The reading was a gas.
And I'm a little in awe of Sedaris as a writer, because most authors are lucky if their publisher will pay for them to go on book tour. Just the expenses. Just being allowed to do a reading in a book store in hopes of generating interest. Do the local Morning TV show (I've even seen Toni Morrison doing this, and after she'd won the Nobel), go to any radio stations that will have you, then head to the book store and read for a handful of people. Sign a few books and hope no one accuses you of defacing their property. On to the next town.
If you're getting successful and are entertaining in person, Chuck Palahniuk for instance, draws a substantial crowd doing this. From what I hear, the draw he gets is young, enthusiastic and frightens people my age and older. But there's lots of them.
Still, as far as I know, Chuck's readings are always free. You'll hear once in a while of the 92nd Street Y charging for a reading, but it's usually a reading by someone famous who never does book tours.

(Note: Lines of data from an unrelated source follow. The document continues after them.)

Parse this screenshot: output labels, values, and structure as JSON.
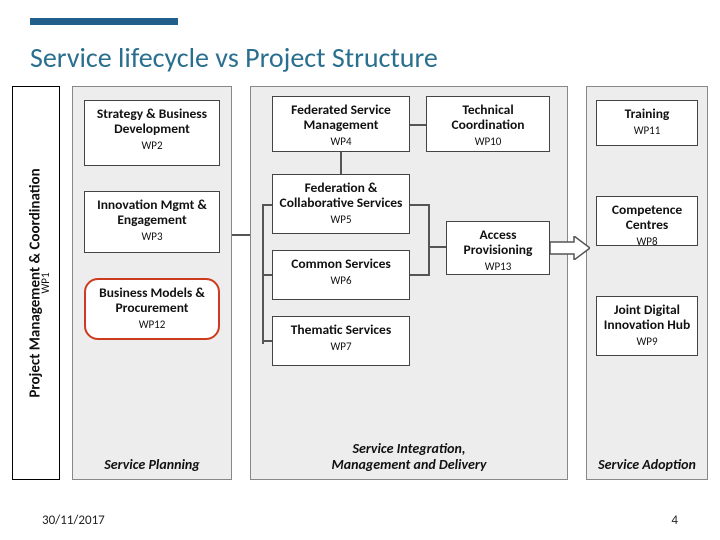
{
  "title": "Service lifecycle vs Project Structure",
  "footer": {
    "date": "30/11/2017",
    "page": "4"
  },
  "wp1": {
    "title": "Project Management & Coordination",
    "code": "WP1"
  },
  "phases": {
    "planning": "Service Planning",
    "integration": "Service Integration,\nManagement and Delivery",
    "adoption": "Service Adoption"
  },
  "boxes": {
    "wp2": {
      "name": "Strategy & Business Development",
      "code": "WP2"
    },
    "wp3": {
      "name": "Innovation Mgmt & Engagement",
      "code": "WP3"
    },
    "wp12": {
      "name": "Business Models & Procurement",
      "code": "WP12"
    },
    "wp4": {
      "name": "Federated Service Management",
      "code": "WP4"
    },
    "wp10": {
      "name": "Technical Coordination",
      "code": "WP10"
    },
    "wp5": {
      "name": "Federation & Collaborative Services",
      "code": "WP5"
    },
    "wp6": {
      "name": "Common Services",
      "code": "WP6"
    },
    "wp7": {
      "name": "Thematic Services",
      "code": "WP7"
    },
    "wp13": {
      "name": "Access Provisioning",
      "code": "WP13"
    },
    "wp11": {
      "name": "Training",
      "code": "WP11"
    },
    "wp8": {
      "name": "Competence Centres",
      "code": "WP8"
    },
    "wp9": {
      "name": "Joint Digital Innovation Hub",
      "code": "WP9"
    }
  }
}
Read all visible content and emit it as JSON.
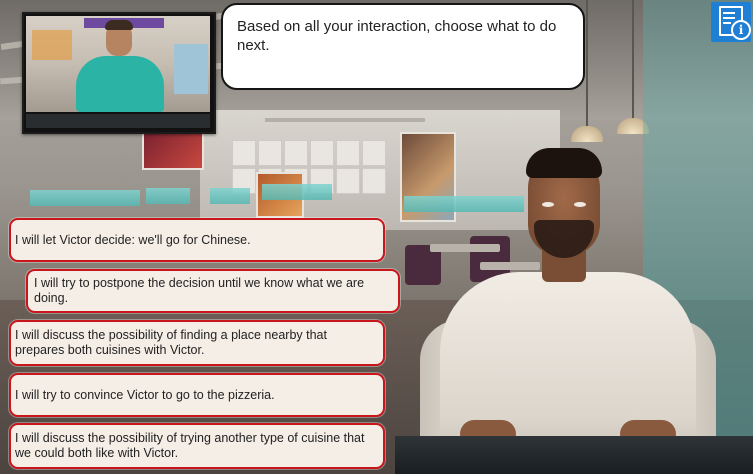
{
  "speech": {
    "text": "Based on all your interaction, choose what to do next."
  },
  "info_button": {
    "icon": "info-document-icon",
    "label": "i",
    "color": "#1f7fd4"
  },
  "options": [
    {
      "label": "I will let Victor decide: we'll go for Chinese."
    },
    {
      "label": "I will try to postpone the decision until we know what we are doing."
    },
    {
      "label": "I will discuss the possibility of finding a place nearby that prepares both cuisines with Victor."
    },
    {
      "label": "I will try to convince Victor to go to the pizzeria."
    },
    {
      "label": "I will discuss the possibility of trying another type of cuisine that we could both like with Victor."
    }
  ],
  "colors": {
    "option_border": "#c9161d",
    "option_background": "#f5eee6",
    "avatar_shirt": "#2bb4a6"
  }
}
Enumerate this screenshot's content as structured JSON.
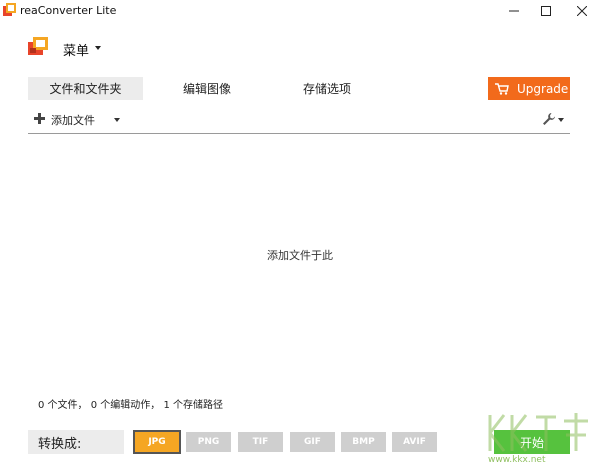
{
  "window": {
    "title": "reaConverter Lite",
    "controls": {
      "minimize": "minimize-icon",
      "maximize": "maximize-icon",
      "close": "close-icon"
    }
  },
  "menu": {
    "label": "菜单"
  },
  "tabs": [
    {
      "label": "文件和文件夹",
      "active": true
    },
    {
      "label": "编辑图像",
      "active": false
    },
    {
      "label": "存储选项",
      "active": false
    }
  ],
  "upgrade": {
    "label": "Upgrade",
    "color": "#f26a1b"
  },
  "toolbar": {
    "add_files_label": "添加文件"
  },
  "dropzone": {
    "hint": "添加文件于此"
  },
  "status": {
    "text": "0 个文件， 0 个编辑动作， 1 个存储路径"
  },
  "bottom": {
    "convert_label": "转换成:",
    "formats": [
      {
        "label": "JPG",
        "selected": true
      },
      {
        "label": "PNG",
        "selected": false
      },
      {
        "label": "TIF",
        "selected": false
      },
      {
        "label": "GIF",
        "selected": false
      },
      {
        "label": "BMP",
        "selected": false
      },
      {
        "label": "AVIF",
        "selected": false
      }
    ],
    "start_label": "开始",
    "start_color": "#56c23e"
  },
  "watermark": {
    "url": "www.kkx.net"
  }
}
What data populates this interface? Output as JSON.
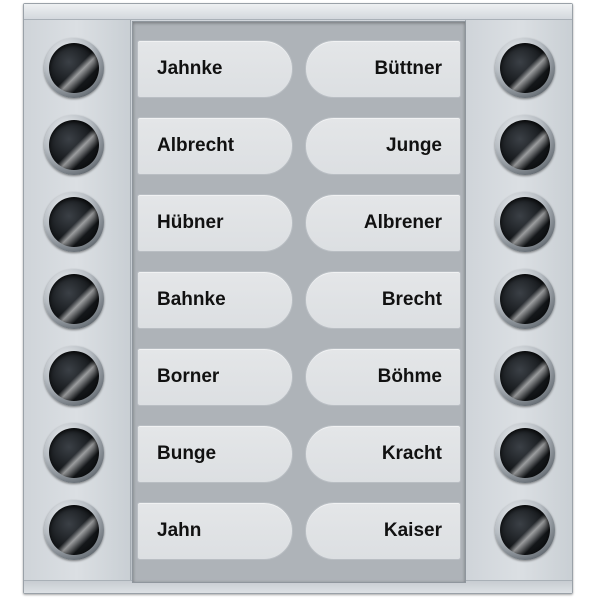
{
  "nameplate": {
    "left_names": [
      "Jahnke",
      "Albrecht",
      "Hübner",
      "Bahnke",
      "Borner",
      "Bunge",
      "Jahn"
    ],
    "right_names": [
      "Büttner",
      "Junge",
      "Albrener",
      "Brecht",
      "Böhme",
      "Kracht",
      "Kaiser"
    ]
  },
  "colors": {
    "panel": "#c6ccd2",
    "label_slot": "#e0e2e5",
    "label_text": "#111111",
    "button_cap": "#15181b"
  },
  "icons": {
    "call_button": "bell-push-button-icon"
  }
}
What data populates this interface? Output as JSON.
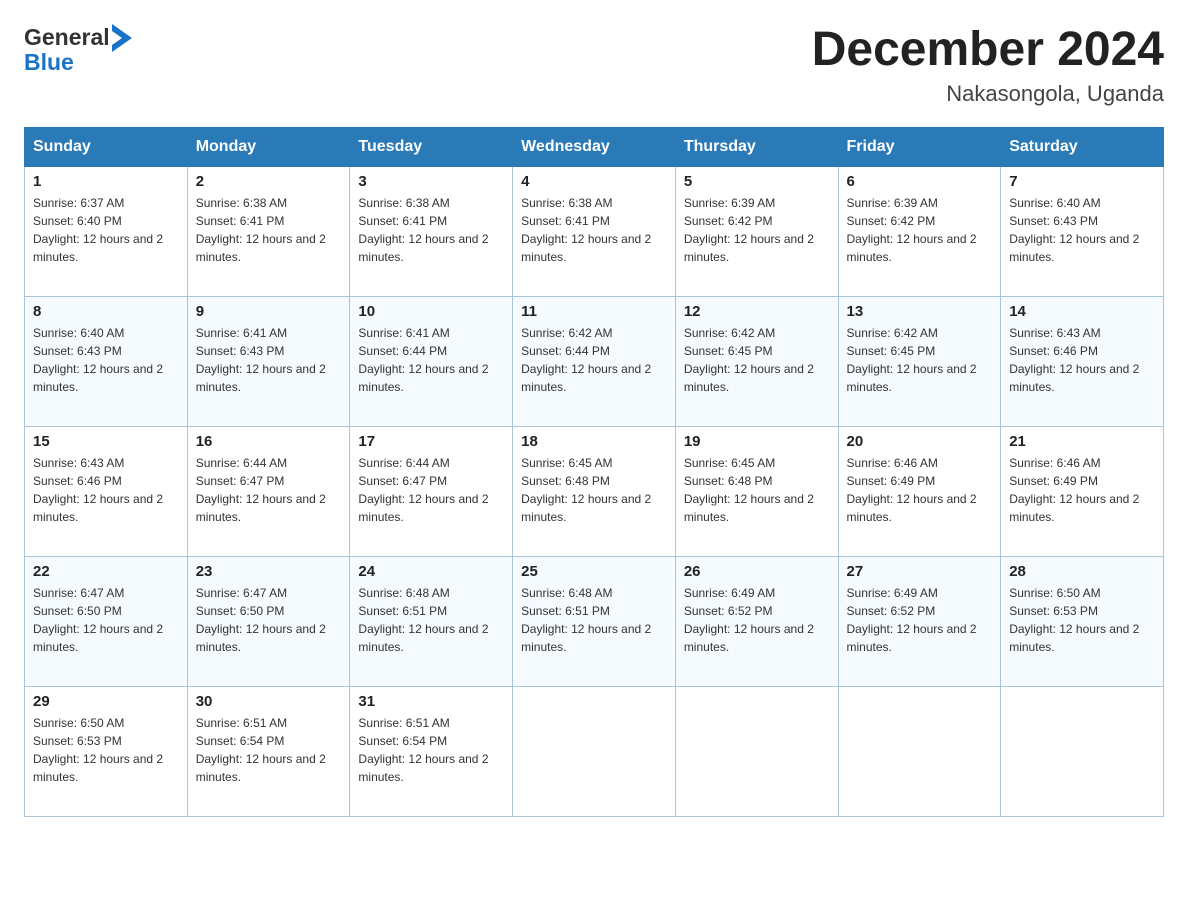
{
  "header": {
    "logo": {
      "text_general": "General",
      "text_blue": "Blue"
    },
    "title": "December 2024",
    "location": "Nakasongola, Uganda"
  },
  "calendar": {
    "days_of_week": [
      "Sunday",
      "Monday",
      "Tuesday",
      "Wednesday",
      "Thursday",
      "Friday",
      "Saturday"
    ],
    "weeks": [
      [
        {
          "day": "1",
          "sunrise": "6:37 AM",
          "sunset": "6:40 PM",
          "daylight": "12 hours and 2 minutes."
        },
        {
          "day": "2",
          "sunrise": "6:38 AM",
          "sunset": "6:41 PM",
          "daylight": "12 hours and 2 minutes."
        },
        {
          "day": "3",
          "sunrise": "6:38 AM",
          "sunset": "6:41 PM",
          "daylight": "12 hours and 2 minutes."
        },
        {
          "day": "4",
          "sunrise": "6:38 AM",
          "sunset": "6:41 PM",
          "daylight": "12 hours and 2 minutes."
        },
        {
          "day": "5",
          "sunrise": "6:39 AM",
          "sunset": "6:42 PM",
          "daylight": "12 hours and 2 minutes."
        },
        {
          "day": "6",
          "sunrise": "6:39 AM",
          "sunset": "6:42 PM",
          "daylight": "12 hours and 2 minutes."
        },
        {
          "day": "7",
          "sunrise": "6:40 AM",
          "sunset": "6:43 PM",
          "daylight": "12 hours and 2 minutes."
        }
      ],
      [
        {
          "day": "8",
          "sunrise": "6:40 AM",
          "sunset": "6:43 PM",
          "daylight": "12 hours and 2 minutes."
        },
        {
          "day": "9",
          "sunrise": "6:41 AM",
          "sunset": "6:43 PM",
          "daylight": "12 hours and 2 minutes."
        },
        {
          "day": "10",
          "sunrise": "6:41 AM",
          "sunset": "6:44 PM",
          "daylight": "12 hours and 2 minutes."
        },
        {
          "day": "11",
          "sunrise": "6:42 AM",
          "sunset": "6:44 PM",
          "daylight": "12 hours and 2 minutes."
        },
        {
          "day": "12",
          "sunrise": "6:42 AM",
          "sunset": "6:45 PM",
          "daylight": "12 hours and 2 minutes."
        },
        {
          "day": "13",
          "sunrise": "6:42 AM",
          "sunset": "6:45 PM",
          "daylight": "12 hours and 2 minutes."
        },
        {
          "day": "14",
          "sunrise": "6:43 AM",
          "sunset": "6:46 PM",
          "daylight": "12 hours and 2 minutes."
        }
      ],
      [
        {
          "day": "15",
          "sunrise": "6:43 AM",
          "sunset": "6:46 PM",
          "daylight": "12 hours and 2 minutes."
        },
        {
          "day": "16",
          "sunrise": "6:44 AM",
          "sunset": "6:47 PM",
          "daylight": "12 hours and 2 minutes."
        },
        {
          "day": "17",
          "sunrise": "6:44 AM",
          "sunset": "6:47 PM",
          "daylight": "12 hours and 2 minutes."
        },
        {
          "day": "18",
          "sunrise": "6:45 AM",
          "sunset": "6:48 PM",
          "daylight": "12 hours and 2 minutes."
        },
        {
          "day": "19",
          "sunrise": "6:45 AM",
          "sunset": "6:48 PM",
          "daylight": "12 hours and 2 minutes."
        },
        {
          "day": "20",
          "sunrise": "6:46 AM",
          "sunset": "6:49 PM",
          "daylight": "12 hours and 2 minutes."
        },
        {
          "day": "21",
          "sunrise": "6:46 AM",
          "sunset": "6:49 PM",
          "daylight": "12 hours and 2 minutes."
        }
      ],
      [
        {
          "day": "22",
          "sunrise": "6:47 AM",
          "sunset": "6:50 PM",
          "daylight": "12 hours and 2 minutes."
        },
        {
          "day": "23",
          "sunrise": "6:47 AM",
          "sunset": "6:50 PM",
          "daylight": "12 hours and 2 minutes."
        },
        {
          "day": "24",
          "sunrise": "6:48 AM",
          "sunset": "6:51 PM",
          "daylight": "12 hours and 2 minutes."
        },
        {
          "day": "25",
          "sunrise": "6:48 AM",
          "sunset": "6:51 PM",
          "daylight": "12 hours and 2 minutes."
        },
        {
          "day": "26",
          "sunrise": "6:49 AM",
          "sunset": "6:52 PM",
          "daylight": "12 hours and 2 minutes."
        },
        {
          "day": "27",
          "sunrise": "6:49 AM",
          "sunset": "6:52 PM",
          "daylight": "12 hours and 2 minutes."
        },
        {
          "day": "28",
          "sunrise": "6:50 AM",
          "sunset": "6:53 PM",
          "daylight": "12 hours and 2 minutes."
        }
      ],
      [
        {
          "day": "29",
          "sunrise": "6:50 AM",
          "sunset": "6:53 PM",
          "daylight": "12 hours and 2 minutes."
        },
        {
          "day": "30",
          "sunrise": "6:51 AM",
          "sunset": "6:54 PM",
          "daylight": "12 hours and 2 minutes."
        },
        {
          "day": "31",
          "sunrise": "6:51 AM",
          "sunset": "6:54 PM",
          "daylight": "12 hours and 2 minutes."
        },
        null,
        null,
        null,
        null
      ]
    ]
  }
}
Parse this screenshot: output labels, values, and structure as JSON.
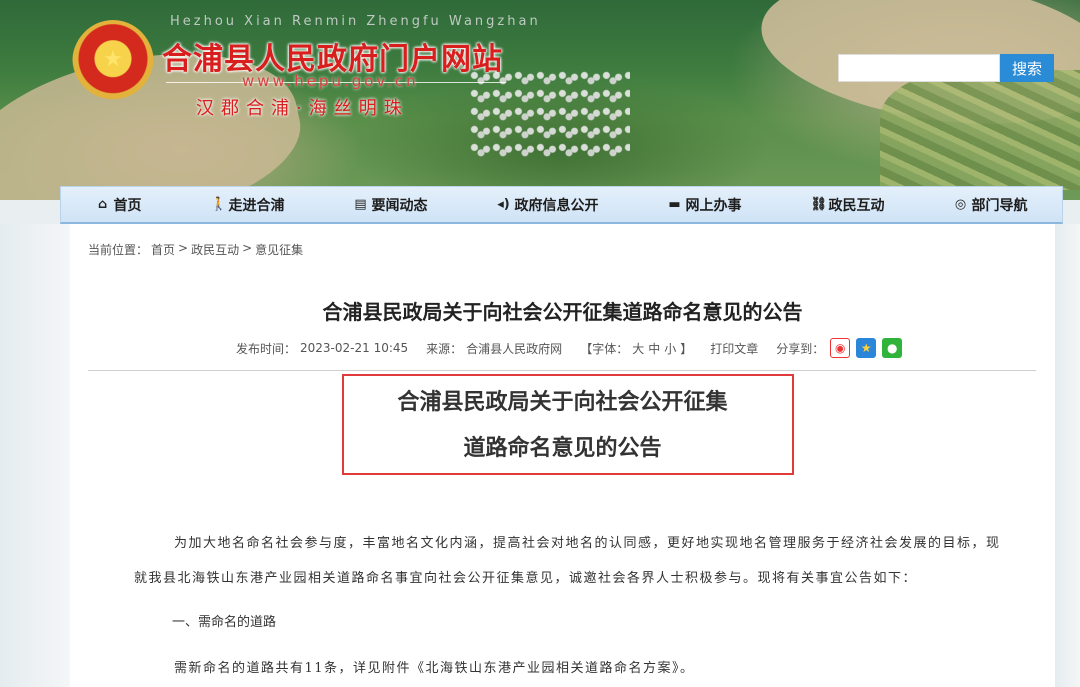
{
  "header": {
    "site_title": "合浦县人民政府门户网站",
    "site_pinyin": "Hezhou Xian Renmin Zhengfu Wangzhan",
    "site_url": "www.hepu.gov.cn",
    "slogan": "汉郡合浦·海丝明珠",
    "search": {
      "placeholder": "",
      "button_label": "搜索"
    }
  },
  "nav": {
    "items": [
      {
        "label": "首页",
        "icon": "home-icon"
      },
      {
        "label": "走进合浦",
        "icon": "walk-icon"
      },
      {
        "label": "要闻动态",
        "icon": "document-icon"
      },
      {
        "label": "政府信息公开",
        "icon": "speaker-icon"
      },
      {
        "label": "网上办事",
        "icon": "monitor-icon"
      },
      {
        "label": "政民互动",
        "icon": "link-icon"
      },
      {
        "label": "部门导航",
        "icon": "compass-icon"
      }
    ]
  },
  "breadcrumb": {
    "prefix": "当前位置：",
    "items": [
      "首页",
      "政民互动",
      "意见征集"
    ],
    "separator": ">"
  },
  "article": {
    "title": "合浦县民政局关于向社会公开征集道路命名意见的公告",
    "meta": {
      "publish_label": "发布时间：",
      "publish_time": "2023-02-21 10:45",
      "source_label": "来源：",
      "source": "合浦县人民政府网",
      "font_label": "【字体：",
      "font_large": "大",
      "font_medium": "中",
      "font_small": "小",
      "font_close": "】",
      "print_label": "打印文章",
      "share_label": "分享到："
    },
    "body_title_line1": "合浦县民政局关于向社会公开征集",
    "body_title_line2": "道路命名意见的公告",
    "paragraph1_line1": "为加大地名命名社会参与度，丰富地名文化内涵，提高社会对地名的认同感，更好地实现地名管理服务于经济社会发展的目标，现",
    "paragraph1_line2": "就我县北海铁山东港产业园相关道路命名事宜向社会公开征集意见，诚邀社会各界人士积极参与。现将有关事宜公告如下：",
    "section1_heading": "一、需命名的道路",
    "section1_text": "需新命名的道路共有11条，详见附件《北海铁山东港产业园相关道路命名方案》。"
  },
  "colors": {
    "title_red": "#d91e1e",
    "search_blue": "#2a8bd6",
    "highlight_border": "#e03a3a"
  }
}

Sedaris gets $25 for the cheap seats at his readings and they sell the joint out. Okay, he doesn't personally get that. The crooks at Ticketmaster take more than their share off the top, and the production company that booked him, the Lied Center, and so on, all take their little chips off it too, but it's still an auditorium full of people who paid to go to a reading.
Paid as much as most concerts cost.
Remarkable in a country where most people won't read anything but the TV listings.
Oh, Yeah
My wife noticed this too, so I know I'm not alone wondering about this. The masturbating wind-up monkey he gave to his brother, which ended up in decaf espresso for an elderly relative to find. His favorite charity, the 'slave monkeys' of Helping Hands. The collection he assembled, 'Children Playing Before a Statue of Hercules,' by Sedaris' account has three monkeys in it.
I had to wonder, what is his thing with monkeys?